Meanwhile, this post is for posterity. My political experiences weren’t particularly unusual or more dramatic than those of any young activist during the 1980s. There’s a popular perception that the activism of the 60s ended with the “me generation,” when in fact in terms of numbers there were far more students socially involved in the 1980s. We may not have had the flair for street theater of the generation before us, and most of us chose quieter approaches: soup kitchen volunteerism, PIRG organizing, blending science and politics into environmental studies majors, and electoral work most prominently expressed in the Jesse Jackson campaigns. But we also organized and attended demonstrations. I’ve already posted some reflections on them. We also had the “direct action movement” out of which some of the local brands of activism would evolve. There’s a history being lost. The Baby Boomer activists have plenty of outlets for their history. The Gen X activists also have some stories. This is one of them. (although technically speaking, my year of birth was the last official “baby boom” year).

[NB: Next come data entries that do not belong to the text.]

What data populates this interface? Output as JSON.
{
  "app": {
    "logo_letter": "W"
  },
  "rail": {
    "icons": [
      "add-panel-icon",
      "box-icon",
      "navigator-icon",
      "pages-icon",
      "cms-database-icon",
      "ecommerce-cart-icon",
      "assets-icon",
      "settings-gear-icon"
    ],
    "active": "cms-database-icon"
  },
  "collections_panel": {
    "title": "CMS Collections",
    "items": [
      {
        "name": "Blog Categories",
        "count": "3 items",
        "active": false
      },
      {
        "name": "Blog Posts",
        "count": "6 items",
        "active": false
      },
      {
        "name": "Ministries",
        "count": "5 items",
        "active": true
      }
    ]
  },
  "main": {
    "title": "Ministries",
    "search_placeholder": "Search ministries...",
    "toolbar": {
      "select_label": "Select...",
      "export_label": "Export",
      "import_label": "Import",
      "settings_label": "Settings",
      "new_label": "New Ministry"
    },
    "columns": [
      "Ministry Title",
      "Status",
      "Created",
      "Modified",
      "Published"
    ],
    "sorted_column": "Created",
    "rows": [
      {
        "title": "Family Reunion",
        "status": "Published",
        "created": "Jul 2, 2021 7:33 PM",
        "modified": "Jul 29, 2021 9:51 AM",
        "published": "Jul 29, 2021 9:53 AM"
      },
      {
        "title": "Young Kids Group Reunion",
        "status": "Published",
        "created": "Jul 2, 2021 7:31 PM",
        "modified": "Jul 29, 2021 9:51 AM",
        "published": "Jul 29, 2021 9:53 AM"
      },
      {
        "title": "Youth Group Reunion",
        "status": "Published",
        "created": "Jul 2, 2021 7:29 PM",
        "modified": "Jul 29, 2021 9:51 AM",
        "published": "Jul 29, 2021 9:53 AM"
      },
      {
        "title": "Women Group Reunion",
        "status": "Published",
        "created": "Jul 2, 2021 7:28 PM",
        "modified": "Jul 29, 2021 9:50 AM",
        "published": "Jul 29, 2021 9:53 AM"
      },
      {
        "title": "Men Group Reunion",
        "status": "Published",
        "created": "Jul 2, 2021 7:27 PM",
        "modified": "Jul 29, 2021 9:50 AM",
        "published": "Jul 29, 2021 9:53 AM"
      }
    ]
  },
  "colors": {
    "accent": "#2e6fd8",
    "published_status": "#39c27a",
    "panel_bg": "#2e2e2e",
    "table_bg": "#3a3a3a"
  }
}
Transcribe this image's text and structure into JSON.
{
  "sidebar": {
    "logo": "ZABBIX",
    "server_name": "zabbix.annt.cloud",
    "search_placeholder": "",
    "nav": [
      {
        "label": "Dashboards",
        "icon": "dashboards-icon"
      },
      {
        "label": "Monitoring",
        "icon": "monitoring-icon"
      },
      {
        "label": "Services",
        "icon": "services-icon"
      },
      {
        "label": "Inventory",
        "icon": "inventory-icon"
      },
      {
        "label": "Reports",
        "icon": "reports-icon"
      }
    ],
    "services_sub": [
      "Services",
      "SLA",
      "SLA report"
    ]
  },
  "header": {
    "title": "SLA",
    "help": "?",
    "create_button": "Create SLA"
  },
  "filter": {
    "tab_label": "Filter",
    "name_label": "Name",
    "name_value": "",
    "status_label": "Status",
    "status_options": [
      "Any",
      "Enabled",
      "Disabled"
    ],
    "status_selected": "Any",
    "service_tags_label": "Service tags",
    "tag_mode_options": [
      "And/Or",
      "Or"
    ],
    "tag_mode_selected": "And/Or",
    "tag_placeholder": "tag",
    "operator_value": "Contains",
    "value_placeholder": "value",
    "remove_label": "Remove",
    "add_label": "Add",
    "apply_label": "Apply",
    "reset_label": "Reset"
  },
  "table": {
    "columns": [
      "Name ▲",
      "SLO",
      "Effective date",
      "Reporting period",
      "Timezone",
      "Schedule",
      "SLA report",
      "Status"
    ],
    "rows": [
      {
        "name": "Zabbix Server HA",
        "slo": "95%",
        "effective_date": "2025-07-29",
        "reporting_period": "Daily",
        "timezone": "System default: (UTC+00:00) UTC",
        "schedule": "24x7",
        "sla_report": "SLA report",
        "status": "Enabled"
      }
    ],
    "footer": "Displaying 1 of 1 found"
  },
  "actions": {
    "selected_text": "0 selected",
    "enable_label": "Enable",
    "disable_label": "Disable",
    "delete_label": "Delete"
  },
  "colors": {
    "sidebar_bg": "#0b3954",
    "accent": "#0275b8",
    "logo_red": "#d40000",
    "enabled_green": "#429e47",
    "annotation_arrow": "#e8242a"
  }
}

Anyway, for those unfamiliar, the affinity group has been a chief mode of organization in the “anarchist” wing of the environmental and anti-war movement. In my freshman year of college, I joined up with a group of fellow UCSC students to attend a protest of MX missile testing at Vandenberg Airforce Base down near Santa Barbara. The MX, later named by Reagan the “Peacemaker” in an Orwellian irony appropriate for 1984, two years before the things were actually installed and activated (they’ve recently been decommissioned). They were high powered MIRV missiles which were ostensibly intended to survive a Soviet first strike in order to take out Soviet cities even if most of us were already dead. However, a number of strategic experts felt that the missile’s first strike capabilities would put the Soviets on edge and bring us closer to midnight on the Doomsday Clock. There was extensive opposition to the testing and a protest was organized for the Spring of 2003.
That’s the backdrop. This is an account of my first civil disobedience action. I don’t think it’s remarkable. Plenty of people who will read this have much more experience than I, and probably have much more fascinating tales to tell. But it’s a small part of history which shouldn’t get lost. And I have a few reflections. Food for thought. Read the rest of this entry »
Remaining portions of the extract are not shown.